I am parsing a binary file. My code (edited for brevity) looks like:
std::ifstream ifs;
...
ifs.open(argv[i], std::ios::binary);
if (ifs.is_open()) {
...
std::string header;
std::string data;
std::copy_n(std::istream_iterator<char>(ifs), HEADER_SIZE, std::back_inserter(header));
while (!ifs.eof()) {
if (!ifs.good()) {
std::cerr << "Error reading message header." << std::endl;
size = 0u;
} else {
data.clear();
std::copy_n(std::istream_iterator<char>(ifs), size, std::back_inserter(data));
if (!ifs.good()) {
std::cerr << "Error reading message data." << std::endl;
size = 0u;
} else {
...
header.clear();
std::copy_n(std::istream_iterator<char>(ifs), DCP_LOG_HEADER_SIZE, std::back_inserter(header));
}
The binary data contains byte 0x20 as one of the bytes in a header part way through the file. The hexdump of the relevant part of the file looks like:
00000080 01 00 00 00 99 7a 2b 50 dd 00 04 05 00 00 00 00 |.....z+P........|
00000090 99 7c 20 50 dd 00 04 05 01 00 00 00 99 7c 21 50 |.| P.........|!P|
Adding debug to my code I see that the bytes are read as:
Header: 00 99 7a 2b 50 dd 00 04
Data: 05 00 00 00
Header: 00 99 7c 50 dd 00 04 05
Error reading message data.
The hexdump lines up quite nicely. You can clearly see that 00 99 7c 20 50 dd 00 04
is read as 00 99 7c 50 dd 00 04
and then the subsequent byte 05
is read too.
Why is the 0x20 byte (space character) not read?
As a side question (maybe needing a separate stack overflow question), if I create a function scope variable for std::istream_iterator<char>(ifs)
and use it to avoid the overhead of constructing such an object twice each time around the loop, I get some very odd behaviour. The first read is fine, but the second has a single null byte prepended to the read data. The third read gets two null bytes at which point the code fails. I guess that the nth read gets n-1 null bytes prepended to the read data. Why can't I re-use the object.
Also, if I use std::istreambuf_iterator<char>(ifs)
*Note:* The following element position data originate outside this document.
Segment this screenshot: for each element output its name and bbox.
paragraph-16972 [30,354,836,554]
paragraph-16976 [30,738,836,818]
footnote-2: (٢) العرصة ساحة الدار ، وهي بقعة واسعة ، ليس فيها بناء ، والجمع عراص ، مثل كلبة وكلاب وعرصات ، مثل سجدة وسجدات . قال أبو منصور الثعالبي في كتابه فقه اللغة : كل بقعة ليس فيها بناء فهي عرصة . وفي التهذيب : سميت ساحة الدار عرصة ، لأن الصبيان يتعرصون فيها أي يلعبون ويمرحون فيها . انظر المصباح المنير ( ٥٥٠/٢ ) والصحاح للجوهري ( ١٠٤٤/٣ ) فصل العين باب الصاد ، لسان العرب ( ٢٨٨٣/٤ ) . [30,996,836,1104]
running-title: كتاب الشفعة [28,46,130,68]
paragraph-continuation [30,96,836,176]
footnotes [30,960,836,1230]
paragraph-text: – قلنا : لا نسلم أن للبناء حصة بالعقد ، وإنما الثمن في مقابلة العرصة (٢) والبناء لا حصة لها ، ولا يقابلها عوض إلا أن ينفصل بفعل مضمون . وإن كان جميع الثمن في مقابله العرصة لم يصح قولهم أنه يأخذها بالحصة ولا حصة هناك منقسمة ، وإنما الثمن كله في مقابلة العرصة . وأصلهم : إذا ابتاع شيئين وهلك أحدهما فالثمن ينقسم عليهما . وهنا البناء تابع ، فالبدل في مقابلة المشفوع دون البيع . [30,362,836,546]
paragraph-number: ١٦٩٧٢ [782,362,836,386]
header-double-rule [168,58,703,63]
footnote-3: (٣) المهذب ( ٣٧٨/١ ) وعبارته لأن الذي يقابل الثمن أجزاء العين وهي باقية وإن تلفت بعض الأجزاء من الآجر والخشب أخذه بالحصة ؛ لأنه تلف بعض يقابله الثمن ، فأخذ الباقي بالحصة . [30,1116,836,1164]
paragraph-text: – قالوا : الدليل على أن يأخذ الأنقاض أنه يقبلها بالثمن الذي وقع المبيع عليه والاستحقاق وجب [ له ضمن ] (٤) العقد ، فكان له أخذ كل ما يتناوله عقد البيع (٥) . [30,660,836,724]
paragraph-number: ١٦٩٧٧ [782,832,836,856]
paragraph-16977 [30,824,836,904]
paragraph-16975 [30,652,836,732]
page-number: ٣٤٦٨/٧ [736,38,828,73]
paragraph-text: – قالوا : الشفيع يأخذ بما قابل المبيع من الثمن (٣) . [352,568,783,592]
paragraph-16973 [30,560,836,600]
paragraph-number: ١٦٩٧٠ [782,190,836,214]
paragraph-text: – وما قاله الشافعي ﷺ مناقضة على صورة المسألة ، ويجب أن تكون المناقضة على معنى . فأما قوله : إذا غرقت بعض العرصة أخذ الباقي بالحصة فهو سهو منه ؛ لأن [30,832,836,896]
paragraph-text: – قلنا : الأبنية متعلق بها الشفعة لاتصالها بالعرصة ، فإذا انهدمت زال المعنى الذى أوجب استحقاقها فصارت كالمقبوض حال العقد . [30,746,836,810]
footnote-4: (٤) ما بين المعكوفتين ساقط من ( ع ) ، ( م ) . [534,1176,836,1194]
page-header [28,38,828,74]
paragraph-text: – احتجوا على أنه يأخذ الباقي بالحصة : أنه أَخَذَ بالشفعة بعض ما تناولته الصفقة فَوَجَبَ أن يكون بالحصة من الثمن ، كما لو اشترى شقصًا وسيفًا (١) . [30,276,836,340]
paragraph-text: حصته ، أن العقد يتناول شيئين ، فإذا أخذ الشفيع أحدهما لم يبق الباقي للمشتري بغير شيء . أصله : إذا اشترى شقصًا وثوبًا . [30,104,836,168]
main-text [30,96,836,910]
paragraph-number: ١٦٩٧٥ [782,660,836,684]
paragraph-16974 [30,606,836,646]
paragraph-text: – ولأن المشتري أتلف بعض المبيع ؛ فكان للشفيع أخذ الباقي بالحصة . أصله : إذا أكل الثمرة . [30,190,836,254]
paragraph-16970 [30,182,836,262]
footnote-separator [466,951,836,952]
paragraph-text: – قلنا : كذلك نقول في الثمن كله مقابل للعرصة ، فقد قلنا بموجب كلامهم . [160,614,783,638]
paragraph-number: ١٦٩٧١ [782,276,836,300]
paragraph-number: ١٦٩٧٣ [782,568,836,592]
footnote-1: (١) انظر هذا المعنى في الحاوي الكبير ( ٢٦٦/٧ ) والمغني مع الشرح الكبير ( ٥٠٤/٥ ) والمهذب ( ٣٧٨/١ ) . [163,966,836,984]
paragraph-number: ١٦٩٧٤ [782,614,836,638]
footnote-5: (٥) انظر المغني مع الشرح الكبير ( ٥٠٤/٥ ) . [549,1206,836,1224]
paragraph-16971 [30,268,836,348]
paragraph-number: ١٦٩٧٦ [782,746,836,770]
, then even without using it as a function scope variable/object, I get null bytes pre-pended to the data.
Frankly I am very disappointed in C++ when it comes to file IO. Trying to do things in a "proper" C++ way can lead to some very awkward code, and I have read several articles which show that, without some really awkward C++ code, reading files is just quicker using basic C functions instead of using C++.